Ein paar hundert Biker kommen immer Mitte August zu dem Motorrad-Treffen im Wald bei Jux – bei jedem Wetter. Ein Mittvierziger sagt: „Oft bin ich der Jüngste.“ Diesmal indes ist ein Sechsjähriger mit von der Partie, zur Freude der alten Haudegen.

Rems-Murr/ Ludwigsburg: Martin Tschepe (art)

Spiegelberg - Die Hoffnung der älter werdenden Biker, die sich seit fast einem Vierteljahrhundert immer am dritten Augustwochenende im Wald bei Spiegelberg-Jux treffen, hat ein Namen: Conner Hirzel. Der sechsjährige Bub ist mit seiner Mama und der vierjährigen Schwester Meave angereist – zwar in einem VW Passat. Aber der Steppke hat sein Motorrad mitgebracht, ein sogenanntes Pocket Cross. Behelmt sitzt der kleine Mann auf seinem Miniaturmotorrad und gibt ordentlich Gas. Später, sagt Conner und grinst, „will ich ein großes Motorrad fahren“.

 

Das hören die alten Haudegen bei dem Motorradtreffen gerne, denn sie gehören zu einer akut bedrohten Spezies. „Bei den meisten Treffen bin ich einer der Jüngsten“, sagt ein Mittvierziger am frühen Samstagabend während des 23. Juxer Motorradtreffens im Pflanzengarten knapp zwei Kilometer außerhalb des Fleckens. Der älteste Teilnehmer ist 80 und mit einer DKW Baujahr 1928 von Sulzbach hoch getuckert. Er trinkt zwei Bier und fährt wieder heim. Fast alle Gäste sind Wiederholungstäter, manche legen mehrere hundert Kilometer zurück, um dabei zu sein.

Fachsimpeln, Biertrinken, Musikhören mit Livebands

Sie kommen bei jedem Wetter. Auch das Aprilwetter im Hochsommer schreckt sie nicht. Matschiger Boden, nasse Wiesen – alles kein Problem. Gepennt wird trotzdem im Zelt. Die Stimmung ist gut. Sie kommen aus Bayern und aus Berlin, aus dem Ruhrgebiet und aus der näheren Umgebung wie der ältere Herr mit der DKW. Man trifft sich zu Benzingesprächen, zum Fachsimpeln, Biertrinken und Musikhören mit Livebands bis spät in die Nacht.
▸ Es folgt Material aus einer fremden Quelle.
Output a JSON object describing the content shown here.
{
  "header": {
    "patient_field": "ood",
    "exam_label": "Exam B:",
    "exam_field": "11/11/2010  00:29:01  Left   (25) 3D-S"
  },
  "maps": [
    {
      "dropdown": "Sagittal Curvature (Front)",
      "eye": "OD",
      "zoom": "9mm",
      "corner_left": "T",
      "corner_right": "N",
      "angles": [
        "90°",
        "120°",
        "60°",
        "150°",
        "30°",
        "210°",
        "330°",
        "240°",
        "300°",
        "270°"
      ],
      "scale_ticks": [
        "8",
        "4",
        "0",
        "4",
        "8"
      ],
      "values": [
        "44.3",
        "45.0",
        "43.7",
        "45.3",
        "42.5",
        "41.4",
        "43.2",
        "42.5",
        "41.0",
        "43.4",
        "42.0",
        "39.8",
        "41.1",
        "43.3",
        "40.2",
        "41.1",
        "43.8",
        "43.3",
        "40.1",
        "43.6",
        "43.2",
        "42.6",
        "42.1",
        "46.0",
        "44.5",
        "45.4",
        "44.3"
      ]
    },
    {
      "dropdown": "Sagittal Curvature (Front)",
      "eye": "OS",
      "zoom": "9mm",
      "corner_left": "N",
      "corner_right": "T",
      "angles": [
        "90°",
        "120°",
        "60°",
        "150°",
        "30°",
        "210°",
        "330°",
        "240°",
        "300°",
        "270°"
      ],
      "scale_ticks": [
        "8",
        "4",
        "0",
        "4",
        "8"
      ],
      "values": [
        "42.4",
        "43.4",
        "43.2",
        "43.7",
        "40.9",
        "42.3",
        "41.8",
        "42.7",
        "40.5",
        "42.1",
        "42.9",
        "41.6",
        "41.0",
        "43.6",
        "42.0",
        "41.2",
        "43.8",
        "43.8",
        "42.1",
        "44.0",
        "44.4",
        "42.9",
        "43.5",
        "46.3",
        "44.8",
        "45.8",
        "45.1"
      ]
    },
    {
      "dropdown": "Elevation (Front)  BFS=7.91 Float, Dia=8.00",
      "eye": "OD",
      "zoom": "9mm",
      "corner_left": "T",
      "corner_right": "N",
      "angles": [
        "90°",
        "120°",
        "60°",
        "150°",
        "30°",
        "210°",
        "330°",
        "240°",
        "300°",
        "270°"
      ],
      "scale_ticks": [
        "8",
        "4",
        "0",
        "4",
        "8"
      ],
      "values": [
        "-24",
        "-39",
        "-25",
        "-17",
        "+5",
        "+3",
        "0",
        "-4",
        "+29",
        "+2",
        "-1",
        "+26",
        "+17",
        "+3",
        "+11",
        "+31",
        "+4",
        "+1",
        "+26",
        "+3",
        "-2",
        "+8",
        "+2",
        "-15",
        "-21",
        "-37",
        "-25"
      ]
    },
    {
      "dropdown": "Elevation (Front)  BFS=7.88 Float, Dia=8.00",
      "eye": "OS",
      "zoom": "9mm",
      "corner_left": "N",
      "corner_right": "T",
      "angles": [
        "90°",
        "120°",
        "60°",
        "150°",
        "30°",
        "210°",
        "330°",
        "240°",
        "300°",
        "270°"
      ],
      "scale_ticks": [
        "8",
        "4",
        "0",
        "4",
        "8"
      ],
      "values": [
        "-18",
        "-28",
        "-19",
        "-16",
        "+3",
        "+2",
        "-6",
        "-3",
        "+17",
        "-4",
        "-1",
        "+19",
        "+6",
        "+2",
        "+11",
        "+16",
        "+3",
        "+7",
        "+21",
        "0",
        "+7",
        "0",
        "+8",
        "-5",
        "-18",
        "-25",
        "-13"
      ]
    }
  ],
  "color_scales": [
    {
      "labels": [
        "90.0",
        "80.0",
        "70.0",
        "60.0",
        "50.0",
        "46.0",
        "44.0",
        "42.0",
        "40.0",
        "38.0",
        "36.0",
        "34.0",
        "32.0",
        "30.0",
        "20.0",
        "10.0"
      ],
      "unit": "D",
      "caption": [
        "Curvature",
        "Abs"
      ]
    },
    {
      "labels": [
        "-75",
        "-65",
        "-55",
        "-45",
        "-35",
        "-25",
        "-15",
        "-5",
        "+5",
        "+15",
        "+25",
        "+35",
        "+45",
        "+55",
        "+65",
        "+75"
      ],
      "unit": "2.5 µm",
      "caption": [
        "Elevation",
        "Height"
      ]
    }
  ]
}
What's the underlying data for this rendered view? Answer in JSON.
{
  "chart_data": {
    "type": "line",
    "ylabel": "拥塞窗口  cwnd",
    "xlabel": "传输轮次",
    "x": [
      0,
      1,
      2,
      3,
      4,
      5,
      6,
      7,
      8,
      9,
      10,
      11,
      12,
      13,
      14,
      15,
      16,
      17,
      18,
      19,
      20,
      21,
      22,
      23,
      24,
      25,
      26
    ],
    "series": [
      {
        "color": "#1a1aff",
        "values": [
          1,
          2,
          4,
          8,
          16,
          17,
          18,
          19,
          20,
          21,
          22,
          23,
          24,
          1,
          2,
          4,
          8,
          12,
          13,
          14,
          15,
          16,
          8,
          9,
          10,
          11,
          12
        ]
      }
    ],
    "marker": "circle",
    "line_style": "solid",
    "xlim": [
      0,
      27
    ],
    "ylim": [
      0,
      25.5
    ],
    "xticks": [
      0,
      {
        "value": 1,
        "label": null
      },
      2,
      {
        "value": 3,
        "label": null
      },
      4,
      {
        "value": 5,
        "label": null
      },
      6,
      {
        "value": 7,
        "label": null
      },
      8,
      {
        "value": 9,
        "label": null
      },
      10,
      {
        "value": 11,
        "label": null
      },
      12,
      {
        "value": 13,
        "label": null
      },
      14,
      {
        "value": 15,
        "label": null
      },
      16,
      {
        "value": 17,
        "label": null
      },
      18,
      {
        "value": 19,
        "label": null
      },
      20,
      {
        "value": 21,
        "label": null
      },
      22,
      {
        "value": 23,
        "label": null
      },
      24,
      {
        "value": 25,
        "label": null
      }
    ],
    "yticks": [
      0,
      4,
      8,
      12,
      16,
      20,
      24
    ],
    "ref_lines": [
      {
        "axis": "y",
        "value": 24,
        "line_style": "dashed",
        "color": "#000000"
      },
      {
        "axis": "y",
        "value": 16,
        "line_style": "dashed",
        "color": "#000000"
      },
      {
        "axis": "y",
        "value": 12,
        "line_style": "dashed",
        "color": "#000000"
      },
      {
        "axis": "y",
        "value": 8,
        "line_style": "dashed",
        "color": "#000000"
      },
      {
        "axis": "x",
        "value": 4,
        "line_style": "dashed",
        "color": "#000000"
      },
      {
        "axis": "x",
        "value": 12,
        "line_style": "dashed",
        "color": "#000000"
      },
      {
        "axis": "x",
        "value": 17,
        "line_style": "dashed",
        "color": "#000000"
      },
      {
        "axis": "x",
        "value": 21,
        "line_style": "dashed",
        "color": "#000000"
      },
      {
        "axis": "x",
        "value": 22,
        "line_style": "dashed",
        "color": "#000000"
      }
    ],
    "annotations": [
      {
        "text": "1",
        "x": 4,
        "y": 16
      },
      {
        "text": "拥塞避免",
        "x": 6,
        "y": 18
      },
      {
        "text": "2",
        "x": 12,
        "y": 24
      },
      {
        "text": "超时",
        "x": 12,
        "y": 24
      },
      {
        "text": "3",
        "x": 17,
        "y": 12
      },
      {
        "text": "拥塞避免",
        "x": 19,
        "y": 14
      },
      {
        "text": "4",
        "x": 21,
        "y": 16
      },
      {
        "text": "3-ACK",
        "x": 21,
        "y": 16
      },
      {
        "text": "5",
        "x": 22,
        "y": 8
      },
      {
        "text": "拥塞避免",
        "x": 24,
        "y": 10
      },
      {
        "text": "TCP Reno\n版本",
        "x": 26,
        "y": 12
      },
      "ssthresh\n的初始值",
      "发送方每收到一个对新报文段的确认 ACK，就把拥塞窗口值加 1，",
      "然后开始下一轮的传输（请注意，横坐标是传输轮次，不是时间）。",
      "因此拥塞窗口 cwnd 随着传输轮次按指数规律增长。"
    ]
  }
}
Veranstalter des Bikertreffens ist der Motorsportclub (MSC) Spiegelberg mit seinem Vorsitzende Reiner Schmidgall. Der 49-Jährige aus Jux ist ein Biker par excellence. Er ist schon mit zwölf Jahren Mofa gefahren, später war er mit einem illegal getunten Mokick unterwegs – alles längst verjährt. Seit 20 Jahren besitzt Schmidgall eine 600er Honda. Im Club stehen fast alle auf Honda, denn, so der Fachmann, „bei einer Honda musst du nicht viel schrauben, die fährt halt“, macht keine Mätzchen.

Wer die meisten Kilometer macht, bekommt den Pokal

Die Biker sind wie eine große Familie. Manfred Lipp aus Bernried in Bayern kommt seit 20 Jahren nach Jux. Er und seine Kumpels gewinnen fast immer den Wanderpokal des MSC. Diese Auszeichnung bekommt die Gruppe, die die meisten Kilometer runterspult. „Köpfe mal Kilometer“, erklärt Schmidgall. In zwei Wochen, sagt er, werde sich der MSC revanchieren. Dann wollen sich die Spiegelberger den Pokal beim Treffen des MC Bernried holen.

Plötzlich verstummt alles Geplauder. Ohrenbetäubender Lärm liegt in der Luft. Qualm steigt auf. Es riecht nach verbranntem Gummi. Tobias Greiner sitzt auf seinem Feuerstuhl, das Vorderrad ist mit einem Holzbalken blockiert. Der Biker gibt Vollgas, das Hinterrad dreht auf einem Brett durch, der Reifen wird abgerieben. Burn-Out, so nennen die Männer diese Motorradgaudi in Jux. Schmidgall lacht, doch dann sagt er: „Wir machen nicht nur Blödsinn.“ Der Club beteilige sich beim Kinderferienprogramm der Gemeinde. Die Einnahmen, die das Motorradtreffen in die Kasse spült, würden für solche Aktivitäten verwendet.

Zu vorgerückter Stunde liegen der sechsjährige Conner und sein kleines Schwesterchen längst im Bett. Die Mama erzählt, dass Conner bald ein größeres Kindermotorrad bekomme. Dann darf die Tochter Conners Pocket Cross fahren.